I used to think that Africa was rather homogeneous and that all of its nations faced similar problems. As a result of this misconception, I was willing to contemplate the one-size-fits-all "solutions" to Africa's problems that I often heard in debates about global poverty. But a trip to East Africa last summer proved that I could not have been more wrong.
I experienced one of the biggest shocks of my life when I walked a mere 200 yards across the border from Gisenyi, in western Rwanda, to Goma, in the eastern part of the Democratic Republic of the Congo. Most of what I saw in Rwanda was relatively encouraging it wasn't much worse than what I had seen when visiting rural Mexico and things seemed to be improving. When my mother was hospitalized in Rwanda, she received better care at a lower cost than we were used to in Canada. Goma, on the other hand, was simply depressing. One of the health clinics that I visited in Goma was probably less sanitary than my family's cattle barn and had less medicine in stock than we do for our cattle. There was only one doctor, a relatively young Congolese man, working at this clinic. He had earned his medical degree from a school in Russia and spoke five languages fluently, yet only earned an average US$30 a month. My father asked why he chose to remain in Goma when he could easily get a job as a doctor in Canada. His reply was simple: "If I don't help these people, who will?"
But these health care anecdotes are only the tip of the iceberg. I felt relatively safe in Rwanda and did not have any problems with corruption there.

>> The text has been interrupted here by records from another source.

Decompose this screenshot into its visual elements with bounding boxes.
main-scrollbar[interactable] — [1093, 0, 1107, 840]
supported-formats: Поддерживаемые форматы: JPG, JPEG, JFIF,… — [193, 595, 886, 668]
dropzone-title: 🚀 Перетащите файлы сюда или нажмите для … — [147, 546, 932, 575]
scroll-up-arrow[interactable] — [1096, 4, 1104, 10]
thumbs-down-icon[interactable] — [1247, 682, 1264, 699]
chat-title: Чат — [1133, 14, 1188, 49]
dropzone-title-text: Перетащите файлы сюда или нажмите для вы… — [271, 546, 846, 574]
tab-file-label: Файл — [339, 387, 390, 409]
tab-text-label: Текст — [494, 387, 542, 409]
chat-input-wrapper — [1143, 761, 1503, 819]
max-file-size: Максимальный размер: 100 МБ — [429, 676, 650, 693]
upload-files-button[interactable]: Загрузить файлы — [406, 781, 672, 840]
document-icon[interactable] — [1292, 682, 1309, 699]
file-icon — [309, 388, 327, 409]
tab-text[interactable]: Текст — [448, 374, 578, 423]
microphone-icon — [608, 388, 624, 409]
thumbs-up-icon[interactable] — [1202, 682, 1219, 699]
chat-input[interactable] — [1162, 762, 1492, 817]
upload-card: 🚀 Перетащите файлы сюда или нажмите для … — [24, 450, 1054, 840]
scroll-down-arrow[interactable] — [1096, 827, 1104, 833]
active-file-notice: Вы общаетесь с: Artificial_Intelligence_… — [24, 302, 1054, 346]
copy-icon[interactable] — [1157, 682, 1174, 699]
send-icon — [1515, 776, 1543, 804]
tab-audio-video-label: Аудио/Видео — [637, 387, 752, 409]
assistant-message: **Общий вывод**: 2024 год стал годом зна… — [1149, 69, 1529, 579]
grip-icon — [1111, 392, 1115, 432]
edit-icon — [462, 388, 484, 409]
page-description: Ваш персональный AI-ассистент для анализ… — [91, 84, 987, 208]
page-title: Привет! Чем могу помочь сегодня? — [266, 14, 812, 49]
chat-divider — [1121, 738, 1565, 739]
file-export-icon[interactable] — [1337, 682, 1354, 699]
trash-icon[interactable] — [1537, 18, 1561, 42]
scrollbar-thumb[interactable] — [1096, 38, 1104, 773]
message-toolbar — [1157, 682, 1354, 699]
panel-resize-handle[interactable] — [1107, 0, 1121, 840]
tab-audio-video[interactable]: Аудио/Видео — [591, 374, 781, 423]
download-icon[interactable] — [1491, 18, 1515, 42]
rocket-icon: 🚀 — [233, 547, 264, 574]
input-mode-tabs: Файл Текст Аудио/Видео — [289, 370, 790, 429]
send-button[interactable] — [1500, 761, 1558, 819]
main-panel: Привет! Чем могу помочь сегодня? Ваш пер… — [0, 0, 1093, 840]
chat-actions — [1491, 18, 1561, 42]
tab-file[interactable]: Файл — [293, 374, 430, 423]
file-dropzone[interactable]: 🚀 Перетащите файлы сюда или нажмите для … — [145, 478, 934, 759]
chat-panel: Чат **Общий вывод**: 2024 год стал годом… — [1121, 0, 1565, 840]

In the DRC, a customs officer wasted over an hour of my time by trying to get a bribe, despite the fact that I was with a Congolese member of parliament at the time. The NGO with which I was travelling would not permit me to leave the city of Goma out of concern for my own safety. The government or, more correctly, the largest United Nations peacekeeping force in the world only has control over the major cities. There are still regular skirmishes between the army and various rebel groups in the countryside for control of rare earth elements that are needed to make our cellphones, iPods and laptops.
These experiences forced me to reconsider what I had read about Africa, including bestsellers such as "The End of Poverty" by Jeffrey Sachs and "Dead Aid" by Dambisa Moyo. While writers like Sachs and Moyo make many important points, they usually end up proposing one-size-fits-all solutions more aid in Sachs' case and less in Moyo's. Given the vast diversity of problems that I saw in Africa, these solutions now seem far too simple to me.
And then I read "The Bottom Billion" by Paul Collier. This book completely changed the way I view the tragedy of global poverty in an increasingly affluent world. It is very telling that, while the reactions to Sachs and Moyo's books were pretty clearly delineated along predictable ideological lines, "The Bottom Billion" was praised by Niall Ferguson, Martin Wolf and Nicholas Kristof, as well as The Economist and The Guardian. Collier argues that most African nations are stuck in poverty due to one or more of four "development traps": violence (civil wars and coups), abundant natural resources, bad governance and being landlocked with bad neighbors. He then proposes four broad policy instruments available to first-world governments looking to encourage development in Africa: foreign aid, military interventions, preferential trade deals and international charters. There is no one-size-fits-all solution. The instruments that will be effective in any given country depends on the trap(s) into which that country has fallen. For instance, foreign aid will be effective in landlocked countries with bad neighbors (like Rwanda), but not in countries with abundant natural resources (such as Nigeria).
Why should we care? Most of us will probably never work as a doctor in Goma. But we are already voters, and many of us will become successful businesspeople or government officials. As such, we all have a moral responsibility to at least attempt to understand the problems facing the world's most unfortunate citizens. After all, given the breadth of the resources and knowledge that Dartmouth makes available to its students, we should all be able to do better than passively accept convenient stereotypes and one-size-fits-all solutions.